The microhylid frogs of the Wet Tropics have persisted for around 10Myr (Hoskin 2004), passing through a series of extreme fluctuations in climate (Graham et al. 2006). Widespread species might have persisted through these fluctuations by virtue of their ability to reverse local extinctions by recolonization. However, species restricted to high elevations on a single mountain top do not have this option, and can persist only by virtue of high resilience of local populations. Species that sample broadly from the available range of food should be less susceptible to fluctuations in any particular food type than species that forage in a more specialized way. Pianka (1986) suggested that in low-productivity environments, such as these mountain tops, the low abundance of prey items encourages the generalization of diet to maximize returns per unit effort. This may be the mechanism that forces these geographically restricted species to be dietary generalists in order to survive.

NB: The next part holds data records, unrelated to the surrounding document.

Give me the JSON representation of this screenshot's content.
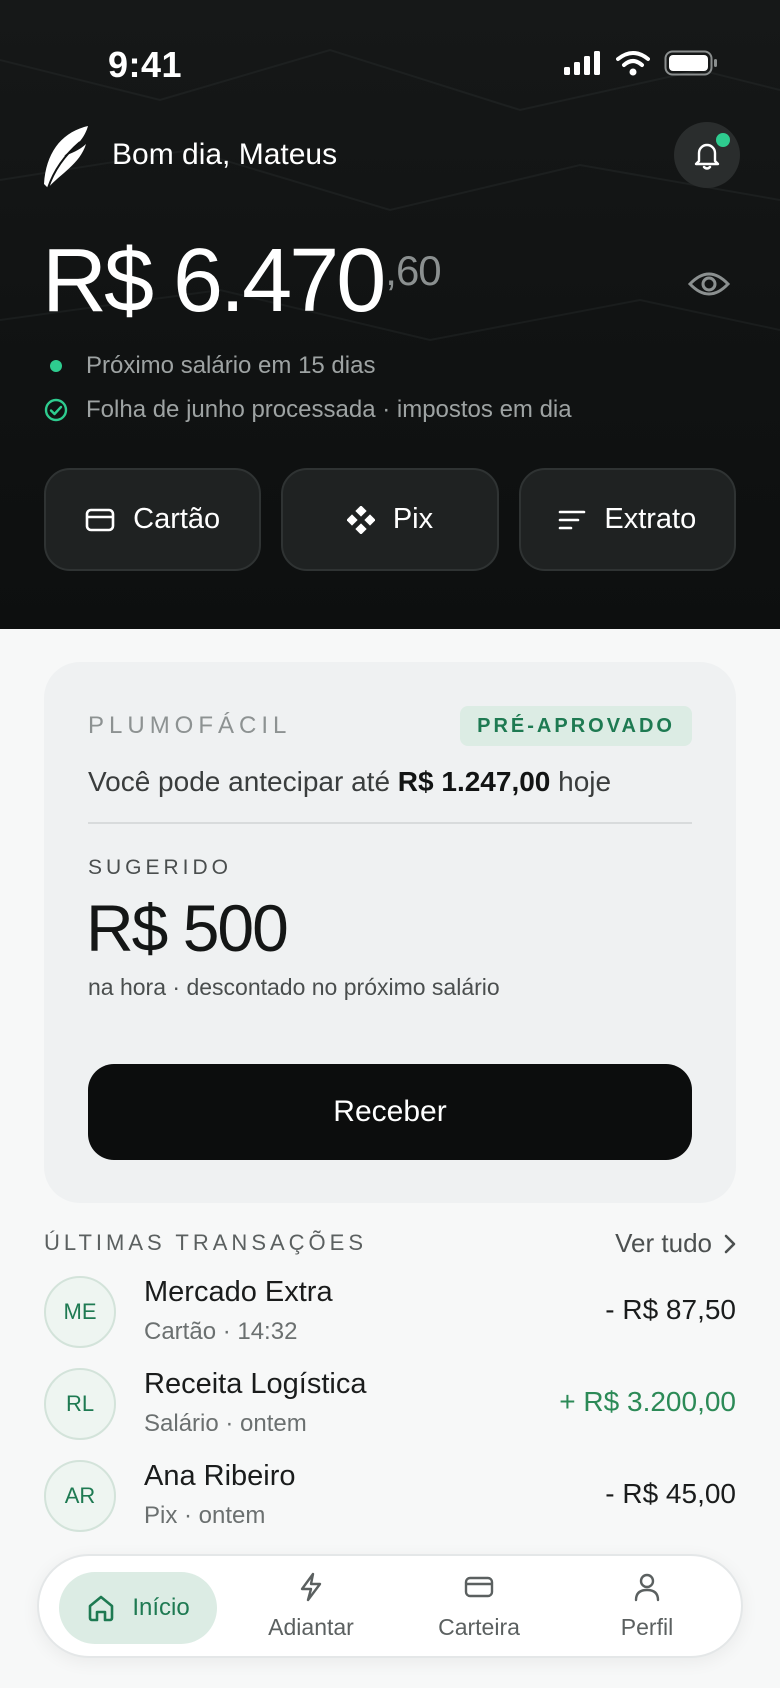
{
  "status_bar": {
    "time": "9:41"
  },
  "header": {
    "greeting": "Bom dia, Mateus",
    "balance_main": "R$ 6.470",
    "balance_cents": ",60",
    "info_1": "Próximo salário em 15 dias",
    "info_2": "Folha de junho processada · impostos em dia"
  },
  "actions": [
    {
      "label": "Cartão",
      "icon": "card-icon"
    },
    {
      "label": "Pix",
      "icon": "pix-icon"
    },
    {
      "label": "Extrato",
      "icon": "list-icon"
    }
  ],
  "offer": {
    "brand": "PLUMOFÁCIL",
    "badge": "PRÉ-APROVADO",
    "text_prefix": "Você pode antecipar até",
    "limit": "R$ 1.247,00",
    "text_suffix": "hoje",
    "suggested_label": "SUGERIDO",
    "suggested_value": "R$ 500",
    "note": "na hora · descontado no próximo salário",
    "cta": "Receber"
  },
  "transactions": {
    "title": "ÚLTIMAS TRANSAÇÕES",
    "see_all": "Ver tudo",
    "items": [
      {
        "initials": "ME",
        "name": "Mercado Extra",
        "sub": "Cartão · 14:32",
        "amount": "- R$ 87,50",
        "positive": false
      },
      {
        "initials": "RL",
        "name": "Receita Logística",
        "sub": "Salário · ontem",
        "amount": "+ R$ 3.200,00",
        "positive": true
      },
      {
        "initials": "AR",
        "name": "Ana Ribeiro",
        "sub": "Pix · ontem",
        "amount": "- R$ 45,00",
        "positive": false
      }
    ]
  },
  "nav": {
    "home": "Início",
    "advance": "Adiantar",
    "wallet": "Carteira",
    "profile": "Perfil"
  },
  "colors": {
    "accent_green": "#2ecc8f",
    "positive_amount": "#2c8a57",
    "badge_bg": "#dcece4",
    "hero_bg": "#101212"
  }
}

The most widespread species, C. ornatus and C. infacetus, specialized particularly on ants. The reason for specialization on ants is unknown, although they undoubtedly represent a widespread and abundant food source (Andersen & Majer 2000). Optimal foraging theory (Pyke 1984) suggests that dietary specialization can occur when a reliable and abundant food source is consistently available. It seems plausible that the reliability of ants as a food source across the region has facilitated this level of dietary specialization.
The species with the most geographical overlap with other species was the one with the most distinctive diet, and there was a trend in our data for diet differentiation between species to increase with range overlap. This phenomenon occurs in many taxa (Schoener 1974) including ground-dwelling frogs in Peru, where Toft (1980) showed diet partitioning among 13 sympatric species with overlapping geographical ranges. In the case of Australian rainforest microhylids, the degree of dietary overlap requires further examination in order to determine if diet partitioning is a significant mechanism driving competition and thereby distribution patterns. Dietary partitioning in co-occurring species may also be one of the mechanisms that allow the sympatric species to occur in such high abundances.
In conclusion, our study indicates that ‘Brown's hypothesis’ is not universally true. In systems where species richness has been shaped by extinction risk, rare and common species may differ greatly in traits that confer ecological resilience on local populations. In the genus Cophixalus, we found that geographically restricted species, which should be at higher risk of extinction, have broad diets, consistent with the hypothesis that broad niche breadth has conferred high ecological resilience on local populations and allowed them to persist. This implies that other more specialized species may once have existed, but those that combined dietary specialization with small geographical range size have gone extinct.
We thank the Queensland Museum, Australia (particularly Patrick Couper, Andrew Amey and Jeanette Covacavich), Phil Munday, Joanne Isaac and Brett Goodman for comments on the manuscript and Glynn Buffett for help in sample collection. This work was supported by the Rainforest Co-operative Research Centre and James Cook University.